One suspected spill in Chalmette, a town just a few miles southeast of New Orleans, was only recently detected and an oil storage tank there could have spilled some 10,000 barrels.

“Oil got into the neighborhoods,” Jean Kelly, a spokeswoman for the Louisiana Department of Environmental Quality told MSNBC.com on Wednesday.

Just how much is unknown because “nobody’s been in there” yet, Kelly said. Getting crews to the site has been difficult given the hurricane damage and the fact that some of the workers' lives have themselves been turned upside down.

“It’s an unbelievable nightmare down here,” Kelly said. “They’re doing the best they can to get in.”

Barge heading to second site
Officials last Thursday detected a slick farther south on the Mississippi River, and just north of the devastated town of Venice.

Two oil storage tanks are thought to be leaking there. How much is also unknown, but Kelly said a working estimate right now is 78,000 barrels might have spilled. A barrel of oil is 42 gallons.

“There's no way to get in by road,” she said, adding that a barge with a clean-up crew was making its way to the site.

If the two spills are confirmed and in the thousands of barrels they would be considered significant. In contrast, the Exxon Valdez spill in Alaska in 1989 involved about 250,000 barrels of oil.

In a statement late Friday, the department said that “the slick is visible and is leaking into the river from an area near two storage tanks. Because the area is not accessible at the moment, there is no way to verify that the tanks are the cause of the leak. Also, there is no confirmation on how much of the product, which appears to petroleum based, has leaked.”

Venice, a town in the Mississippi River Delta, is 65 miles southeast of New Orleans. Most of it was flattened by Hurricane Katrina.

‘Only seen it from a plane’
Rodney Mallett, a responder at the state's oil spill task force, told MSNBC.com that little is known about the Venice slick so far.

“We have only seen it from a plane,” he said Friday afternoon. “It looks like it is coming from those tanks, but we need more evidence before being 100 percent sure. It could be coming from nearby and just running out from under all those trees.”

The spill was first spotted Thursday during a flyover, Kelly said.
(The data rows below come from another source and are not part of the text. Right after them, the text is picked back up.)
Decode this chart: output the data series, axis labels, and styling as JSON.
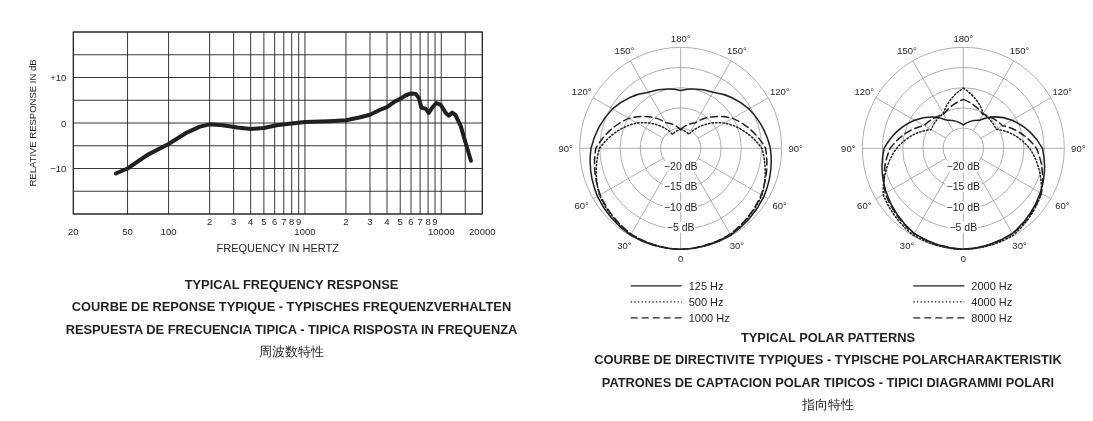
{
  "chart_data": [
    {
      "type": "line",
      "title": "TYPICAL FREQUENCY RESPONSE",
      "annotations": [
        "COURBE DE REPONSE TYPIQUE - TYPISCHES FREQUENZVERHALTEN",
        "RESPUESTA DE FRECUENCIA TIPICA - TIPICA RISPOSTA IN FREQUENZA",
        "周波数特性",
        "2",
        "3",
        "4",
        "5",
        "6",
        "7",
        "8",
        "9",
        "2",
        "3",
        "4",
        "5",
        "6",
        "7",
        "8",
        "9"
      ],
      "xlabel": "FREQUENCY IN HERTZ",
      "ylabel": "RELATIVE RESPONSE IN dB",
      "log": "x",
      "grid": true,
      "xlim": [
        20,
        20000
      ],
      "ylim": [
        -20,
        20
      ],
      "xticks": [
        20,
        50,
        100,
        {
          "value": 200,
          "label": null
        },
        {
          "value": 300,
          "label": null
        },
        {
          "value": 400,
          "label": null
        },
        {
          "value": 500,
          "label": null
        },
        {
          "value": 600,
          "label": null
        },
        {
          "value": 700,
          "label": null
        },
        {
          "value": 800,
          "label": null
        },
        {
          "value": 900,
          "label": null
        },
        1000,
        {
          "value": 2000,
          "label": null
        },
        {
          "value": 3000,
          "label": null
        },
        {
          "value": 4000,
          "label": null
        },
        {
          "value": 5000,
          "label": null
        },
        {
          "value": 6000,
          "label": null
        },
        {
          "value": 7000,
          "label": null
        },
        {
          "value": 8000,
          "label": null
        },
        {
          "value": 9000,
          "label": null
        },
        10000,
        {
          "value": 15000,
          "label": null
        },
        20000
      ],
      "yticks": [
        {
          "value": -20,
          "label": null
        },
        {
          "value": -15,
          "label": null
        },
        {
          "value": -10,
          "label": "−10"
        },
        {
          "value": -5,
          "label": null
        },
        0,
        {
          "value": 5,
          "label": null
        },
        {
          "value": 10,
          "label": "+10"
        },
        {
          "value": 15,
          "label": null
        },
        {
          "value": 20,
          "label": null
        }
      ],
      "color": "#231f20",
      "x": [
        41,
        50,
        70,
        100,
        136,
        170,
        200,
        250,
        320,
        400,
        500,
        620,
        800,
        1000,
        1500,
        2000,
        2500,
        3000,
        3500,
        4000,
        4500,
        5000,
        5500,
        6000,
        6500,
        6850,
        7150,
        7700,
        8100,
        8600,
        9200,
        9900,
        10800,
        11400,
        12000,
        12700,
        13900,
        15100,
        16500
      ],
      "values": [
        -11.1,
        -10.0,
        -7.0,
        -4.6,
        -2.1,
        -0.8,
        -0.3,
        -0.5,
        -1.0,
        -1.3,
        -1.1,
        -0.5,
        -0.1,
        0.2,
        0.4,
        0.6,
        1.2,
        1.8,
        2.8,
        3.5,
        4.6,
        5.3,
        6.1,
        6.5,
        6.4,
        5.5,
        3.4,
        3.1,
        2.2,
        3.4,
        4.4,
        4.0,
        2.2,
        1.6,
        2.3,
        1.8,
        -0.7,
        -4.4,
        -8.3
      ]
    },
    {
      "type": "radar",
      "title": "TYPICAL POLAR PATTERNS",
      "annotations": [
        "COURBE DE DIRECTIVITE TYPIQUES - TYPISCHE POLARCHARAKTERISTIK",
        "PATRONES DE CAPTACION POLAR TIPICOS - TIPICI DIAGRAMMI POLARI",
        "指向特性"
      ],
      "categories": [
        "180°",
        "150°",
        "120°",
        "90°",
        "60°",
        "30°",
        "0",
        "30°",
        "60°",
        "90°",
        "120°",
        "150°"
      ],
      "ylim": [
        -25,
        0
      ],
      "yticks": [
        {
          "value": -20,
          "label": "−20 dB"
        },
        {
          "value": -15,
          "label": "−15 dB"
        },
        {
          "value": -10,
          "label": "−10 dB"
        },
        {
          "value": -5,
          "label": "−5 dB"
        }
      ],
      "grid": true,
      "legend": "bottom",
      "series": [
        {
          "name": "125 Hz",
          "color": "#231f20",
          "line_style": "solid",
          "values": [
            -10.7,
            -9.0,
            -5.5,
            -2.8,
            -1.2,
            -0.2,
            0,
            -0.2,
            -1.2,
            -2.8,
            -5.5,
            -9.0
          ]
        },
        {
          "name": "500 Hz",
          "color": "#231f20",
          "line_style": "dotted",
          "values": [
            -20.3,
            -21,
            -12.5,
            -4.9,
            -1.8,
            -0.4,
            0,
            -0.4,
            -1.8,
            -4.9,
            -12.5,
            -21
          ]
        },
        {
          "name": "1000 Hz",
          "color": "#231f20",
          "line_style": "dashed",
          "values": [
            -20.4,
            -17.7,
            -10.2,
            -4,
            -2,
            -0.5,
            0,
            -0.5,
            -2,
            -4,
            -10.2,
            -17.7
          ]
        }
      ]
    },
    {
      "type": "radar",
      "categories": [
        "180°",
        "150°",
        "120°",
        "90°",
        "60°",
        "30°",
        "0",
        "30°",
        "60°",
        "90°",
        "120°",
        "150°"
      ],
      "ylim": [
        -25,
        0
      ],
      "yticks": [
        {
          "value": -20,
          "label": "−20 dB"
        },
        {
          "value": -15,
          "label": "−15 dB"
        },
        {
          "value": -10,
          "label": "−10 dB"
        },
        {
          "value": -5,
          "label": "−5 dB"
        }
      ],
      "grid": true,
      "legend": "bottom",
      "series": [
        {
          "name": "2000 Hz",
          "color": "#231f20",
          "line_style": "solid",
          "values": [
            -19.2,
            -17.0,
            -11.1,
            -5.4,
            -3.0,
            -0.7,
            0,
            -0.7,
            -3.0,
            -5.4,
            -11.1,
            -17.0
          ]
        },
        {
          "name": "4000 Hz",
          "color": "#231f20",
          "line_style": "dotted",
          "values": [
            -10.1,
            -15.1,
            -15.6,
            -8.6,
            -2.7,
            -0.2,
            0,
            -0.2,
            -2.1,
            -8.5,
            -15.8,
            -15.1
          ]
        },
        {
          "name": "8000 Hz",
          "color": "#231f20",
          "line_style": "dashed",
          "values": [
            -12.9,
            -15.3,
            -13.8,
            -6.9,
            -2.7,
            -0.6,
            0,
            -0.6,
            -2.7,
            -6.9,
            -13.8,
            -15.3
          ]
        }
      ]
    }
  ]
}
Each tank is estimated to be 20 feet tall and 280 feet in diameter, Kelly said. The department initially estimated that total capacity could be 1 million barrels each but later reduced that to 80,000 each.

Kelly said the state agency had notified the state oil spill response task force, the U.S. Coast Guard and the Environmental Protection Agency so that they can begin clean-up.